In his project titled Sicario, a work like any other, Swiss/Italian photographer Michele Crameri published a series of photos depicting hitmen in Honduras. The project has won many awards, but the photographer is now being accused of staging the photos.
Sicario, a work like any other (warning: graphic content) revolves around sicarios (hitmen) who work for gangs in San Pedro Sula, Honduras. Crameri traveled there four times between 2015 and 2018, photographing disturbing images of crime scenes, funerals, and even recently murdered people. Some of his photos show sicarios holding guns and threatening people. Crameri’s website reports that the project has won 15 awards since2017. It was also a finalist of Lens Culture’s Visual Storytelling Awards 2019. However, a few photographers have started accusing Crameri of staging his striking images.
FStoppers writes that Orlin Castro, a local journalist who assisted Crameri, was the first to notice that Crameri’s project included some “problematic images.” Two other photographers are also speaking out about Crameri’s alleged scam. They are Tomas Ayuso from Honduras and Francesca Volpi from Italy, and they have both worked with Castro, according to FStoppers. Ayuso claims that the portraits are posed “alongside fake captions and completely staged pictures of scenes of criminal violence, all wrapped neatly with a narrative of ‘Killers in Honduras have part-time jobs.’”
Some of the photos were allegedly a result of hitmen practically fooling in front of the camera. Castro says that he jokingly asked sicarios to show Crameri how they executed someone. When they did, Sicario photographed the scenes. According to Castro, the photographer told him that those images were to be used only for his personal archive. However, he published them after all, along with dramatic captions depicting the scenes as being real.
According to FStoppers, Crameri started receiving questions about his project in March 2019. At the moment, his Instagram is locked, and his Facebook page seems closed. However, he was contacted by FStoppers via email, and he responded, claiming that the project was not staged. Parallelo Zero, the agency representing Crameri, told FStoppers that they had conducted a research of their own following the fakery accusations. They added that they “were satisfied that Crameri’s work was legitimate.”

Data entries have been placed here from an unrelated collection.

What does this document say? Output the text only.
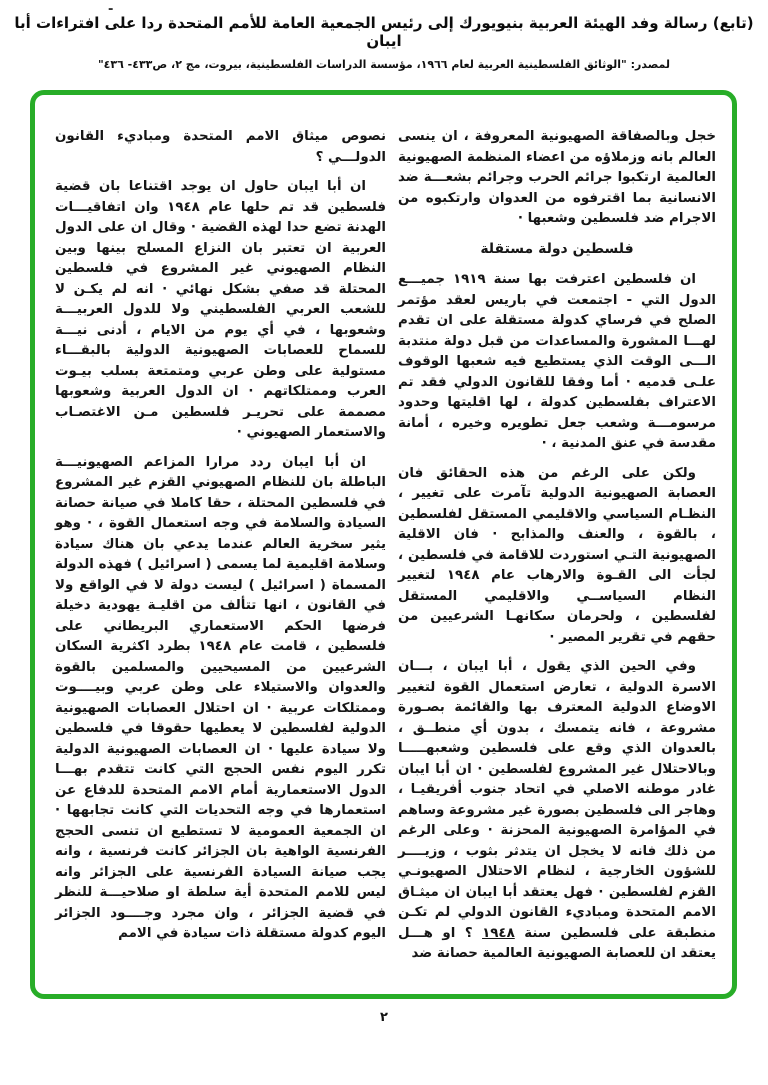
-
(تابع) رسالة وفد الهيئة العربية بنيويورك إلى رئيس الجمعية العامة للأمم المتحدة ردا على افتراءات أبا ايبان
لمصدر: "الوثائق الفلسطينية العربية لعام ١٩٦٦، مؤسسة الدراسات الفلسطينية، بيروت، مج ٢، ص٤٣٣- ٤٣٦"

خجل وبالصفاقة الصهيونية المعروفة ، ان ينسى العالم بانه وزملاؤه من اعضاء المنظمة الصهيونية العالمية ارتكبوا جرائم الحرب وجرائم بشعـــة ضد الانسانية بما اقترفوه من العدوان وارتكبوه من الاجرام ضد فلسطين وشعبها ·

فلسطين دولة مستقلة

ان فلسطين اعترفت بها سنة ١٩١٩ جميـــع الدول التي - اجتمعت في باريس لعقد مؤتمر الصلح في فرساي كدولة مستقلة على ان تقدم لهـــا المشورة والمساعدات من قبل دولة منتدبة الـــى الوقت الذي يستطيع فيه شعبها الوقوف علـى قدميه · أما وفقا للقانون الدولي فقد تم الاعتراف بفلسطين كدولة ، لها اقليتها وحدود مرسومـــة وشعب جعل تطويره وخيره ، أمانة مقدسة في عنق المدنية ، ·

ولكن على الرغم من هذه الحقائق فان العصابة الصهيونية الدولية تآمرت على تغيير ، النظـام السياسي والاقليمي المستقل لفلسطين ، بالقوة ، والعنف والمذابح · فان الاقلية الصهيونية التـي استوردت للاقامة في فلسطين ، لجأت الى القـوة والارهاب عام ١٩٤٨ لتغيير النظام السياســي والاقليمي المستقل لفلسطين ، ولحرمان سكانهـا الشرعيين من حقهم في تقرير المصير ·

وفي الحين الذي يقول ، أبا ايبان ، بـــان الاسرة الدولية ، تعارض استعمال القوة لتغيير الاوضاع الدولية المعترف بها والقائمة بصـورة مشروعة ، فانه يتمسك ، بدون أي منطــق ، بالعدوان الذي وقع على فلسطين وشعبهـــــا وبالاحتلال غير المشروع لفلسطين · ان أبا ايبان غادر موطنه الاصلي في اتحاد جنوب أفريقيـا ، وهاجر الى فلسطين بصورة غير مشروعة وساهم في المؤامرة الصهيونية المحزنة · وعلى الرغم من ذلك فانه لا يخجل ان يتدثر بثوب ، وزيــــر للشؤون الخارجية ، لنظام الاحتلال الصهيونـي القزم لفلسطين · فهل يعتقد أبا ايبان ان ميثـاق الامم المتحدة ومباديء القانون الدولي لم تكـن منطبقة على فلسطين سنة ١٩٤٨ ؟ او هـــل يعتقد ان للعصابة الصهيونية العالمية حصانة ضد

نصوص ميثاق الامم المتحدة ومباديء القانون الدولـــي ؟

ان أبا ايبان حاول ان يوجد اقتناعا بان قضية فلسطين قد تم حلها عام ١٩٤٨ وان اتفاقيـــات الهدنة تضع حدا لهذه القضية · وقال ان على الدول العربية ان تعتبر بان النزاع المسلح بينها وبين النظام الصهيوني غير المشروع في فلسطين المحتلة قد صفي بشكل نهائي · انه لم يكـن لا للشعب العربي الفلسطيني ولا للدول العربيـــة وشعوبها ، في أي يوم من الايام ، أدنى نيـــة للسماح للعصابات الصهيونية الدولية بالبقـــاء مستولية على وطن عربي ومتمتعة بسلب بيـوت العرب وممتلكاتهم · ان الدول العربية وشعوبها مصممة على تحريـر فلسطين مـن الاغتصـاب والاستعمار الصهيوني ·

ان أبا ايبان ردد مرارا المزاعم الصهيونيـــة الباطلة بان للنظام الصهيوني القزم غير المشروع في فلسطين المحتلة ، حقا كاملا في صيانة حصانة السيادة والسلامة في وجه استعمال القوة ، · وهو يثير سخرية العالم عندما يدعي بان هناك سيادة وسلامة اقليمية لما يسمى ( اسرائيل ) فهذه الدولة المسماة ( اسرائيل ) ليست دولة لا في الواقع ولا في القانون ، انها تتألف من اقليـة يهودية دخيلة فرضها الحكم الاستعماري البريطاني على فلسطين ، قامت عام ١٩٤٨ بطرد اكثرية السكان الشرعيين من المسيحيين والمسلمين بالقوة والعدوان والاستيلاء على وطن عربي وبيــــوت وممتلكات عربية · ان احتلال العصابات الصهيونية الدولية لفلسطين لا يعطيها حقوقا في فلسطين ولا سيادة عليها · ان العصابات الصهيونية الدولية تكرر اليوم نفس الحجج التي كانت تتقدم بهـــا الدول الاستعمارية أمام الامم المتحدة للدفاع عن استعمارها في وجه التحديات التي كانت تجابهها · ان الجمعية العمومية لا تستطيع ان تنسى الحجج الفرنسية الواهية بان الجزائر كانت فرنسية ، وانه يجب صيانة السيادة الفرنسية على الجزائر وانه ليس للامم المتحدة أية سلطة او صلاحيـــة للنظر في قضية الجزائر ، وان مجرد وجــــود الجزائر اليوم كدولة مستقلة ذات سيادة في الامم

٢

Sadly, it’s not so rare that photojournalists stage images and represent them as real. Some of those photos won prestigious awards or even become iconic. All of them show the real world, people who really exist, and who indeed live difficult lives. But can we really call them “documentary”? And is taking photos like this still photojournalism? I’d say it can be seriously discussed.
We have reached out to Crameri and Paralello Zero to try and find out more about the allegations, and we’ll update the article if we hear back.